Même au niveau de la correction de la copie du Bac, on veut appliquer le même barème, allouer le même quota alors que tout le monde sait que ce n’est pas pareil, même en France. On passe plus de temps pour interroger un candidat du Bac technique que celui du bac général. Tous ces éléments m’ont amené à dire à mes collaborateurs que ce qu’il nous faut, c’est notre propre Office du Bac technique. Parce que, cette année, j’ai effectué beaucoup de va-et-vient à la Primature pour régler des problèmes dont on ne m’avait pas informé à l’avance. Il a fallu que les professeurs arrêtent la surveillance des épreuves pratiques du Bac technique pour qu’on me dise que la ligne de crédit est insuffisante. Je dis que ce n’est pas sérieux. On me l’aurait dit à l’avance, le problème serait évoqué en Conseil des ministres. Je ne veux dire du mal de personne, mais ce n’est pas le traitement qu’il fallait pour près de trois mille candidats au Bac technique. Alors que la plupart de nos bacheliers peuvent après intégrer les entreprises. Je ne pense pas qu’on puisse nous minimiser par rapport aux 50 mille candidats du Bac général. Pour moi, les trois mille candidats du Bac technique, c’est important.

Wal Fadjri : Où en êtes-vous avec la réforme de l’Enseignement technique et de la formation professionnelle ?

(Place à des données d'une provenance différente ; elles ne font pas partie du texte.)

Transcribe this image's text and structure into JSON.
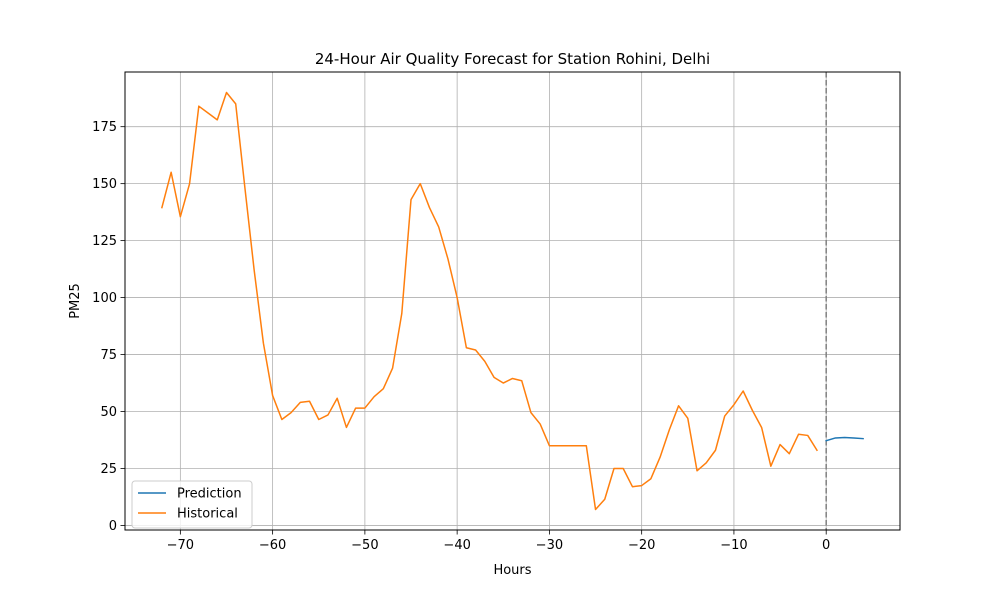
{
  "chart_data": {
    "type": "line",
    "title": "24-Hour Air Quality Forecast for Station Rohini, Delhi",
    "xlabel": "Hours",
    "ylabel": "PM25",
    "xlim": [
      -76,
      8
    ],
    "ylim": [
      -2,
      199
    ],
    "xticks": [
      -70,
      -60,
      -50,
      -40,
      -30,
      -20,
      -10,
      0
    ],
    "yticks": [
      0,
      25,
      50,
      75,
      100,
      125,
      150,
      175
    ],
    "grid": true,
    "legend_position": "lower-left",
    "vline": {
      "x": 0,
      "style": "dashed",
      "color": "#808080"
    },
    "series": [
      {
        "name": "Prediction",
        "color": "#1f77b4",
        "x": [
          0,
          1,
          2,
          3,
          4
        ],
        "y": [
          37.2,
          38.4,
          38.6,
          38.4,
          38.1
        ]
      },
      {
        "name": "Historical",
        "color": "#ff7f0e",
        "x": [
          -72,
          -71,
          -70,
          -69,
          -68,
          -67,
          -66,
          -65,
          -64,
          -63,
          -62,
          -61,
          -60,
          -59,
          -58,
          -57,
          -56,
          -55,
          -54,
          -53,
          -52,
          -51,
          -50,
          -49,
          -48,
          -47,
          -46,
          -45,
          -44,
          -43,
          -42,
          -41,
          -40,
          -39,
          -38,
          -37,
          -36,
          -35,
          -34,
          -33,
          -32,
          -31,
          -30,
          -29,
          -28,
          -27,
          -26,
          -25,
          -24,
          -23,
          -22,
          -21,
          -20,
          -19,
          -18,
          -17,
          -16,
          -15,
          -14,
          -13,
          -12,
          -11,
          -10,
          -9,
          -8,
          -7,
          -6,
          -5,
          -4,
          -3,
          -2,
          -1
        ],
        "y": [
          139.5,
          155,
          135.5,
          150,
          184,
          181,
          178,
          190,
          185,
          148,
          112,
          80,
          57,
          46.5,
          49.5,
          54,
          54.5,
          46.5,
          48.5,
          55.8,
          43,
          51.5,
          51.5,
          56.5,
          60,
          69,
          93,
          143,
          150,
          139.5,
          131,
          117,
          100,
          78,
          77,
          72,
          65,
          62.5,
          64.5,
          63.5,
          49.5,
          44.5,
          35,
          35,
          35,
          35,
          35,
          7,
          11.5,
          25,
          25,
          17,
          17.5,
          20.5,
          30,
          42,
          52.5,
          47,
          24,
          27.5,
          33,
          48,
          53,
          59,
          50.5,
          43,
          26,
          35.5,
          31.5,
          40,
          39.5,
          33
        ]
      }
    ]
  }
}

Moussa SAKHO : Pour adapter la formation aux besoins du marché du travail, nous avons validé un document extrêmement important : c’est l’Approche par les compétences (Apc). Nous voulons désormais que nos enseignements insistent sur l’acquisition de compétences. L’analyse de la situation de travail doit être une photocopie de ce qu’il devrait faire dans le milieu productif. Aussi, au cours de la formation, on essaie de placer les compétences du futur diplômé pour qu’une fois à la sortie de la structure de formation, qu’il puisse exercer son métier convenablement. Pour cela, il faut bâtir les anciens programmes et les nouveaux sur la base de cette approche. Aussi, notre démarche dynamique veut que si une filière n’est plus porteuse on l’élimine ; et celles qui sont porteuses comme les technologies de l’information et de la communication, on les valorise. Nous pensons que pour mener à bien cette approche par les compétences, il faut réunir tous les techniciens. On a mis le cadre global, le guide méthodologique et le dispositif de certification. Tous les acteurs se sont accordés sur ce cadre de référence qui va désormais régir tous ceux qui veulent écrire un métier ou une filière. C’est un cadre qui privilégie le partenariat public/privé. Je souhaite même qu’au niveau du ministère qu’il ait un bureau qui s’occupe du partenariat public/privé. Nous voulons que le privé assiste à tout ce que nous faisons du début à la fin. Car ce sont eux qui sont, en définitive, les utilisateurs de nos produits. Pour qu’aussi leurs préoccupations soient prises en compte dans le dispositif de certification.

Wal Fadjri : C’est donc un programme assez ambitieux…

Moussa SAKHO : Maintenant, il va s’en dire que cela va demander des moyens. J’ai demandé à mon équipe de me soumettre une évaluation financière que nous remettrons au chef de l’Etat pour nous aider à avoir des moyens adéquats. L’autre sentier auquel nous nous sommes attelés, c’est que lorsque je suis arrivé au ministère, il n’y avait pas de statistiques. Là aussi, on vient de finir le premier annuaire statistique du ministère. Parce qu’il y a un problème que beaucoup de gens ne savaient pas. Il y a le ministère de l’Education dans sa première mouture avec la Direction de la planification et de la réforme de l’éducation (Dpre) qui gère également le Programme décennal de l’éducation et de la formation (Pdef). Lequel programme a outillé suffisamment les ressources humaines qui animent la Dpre.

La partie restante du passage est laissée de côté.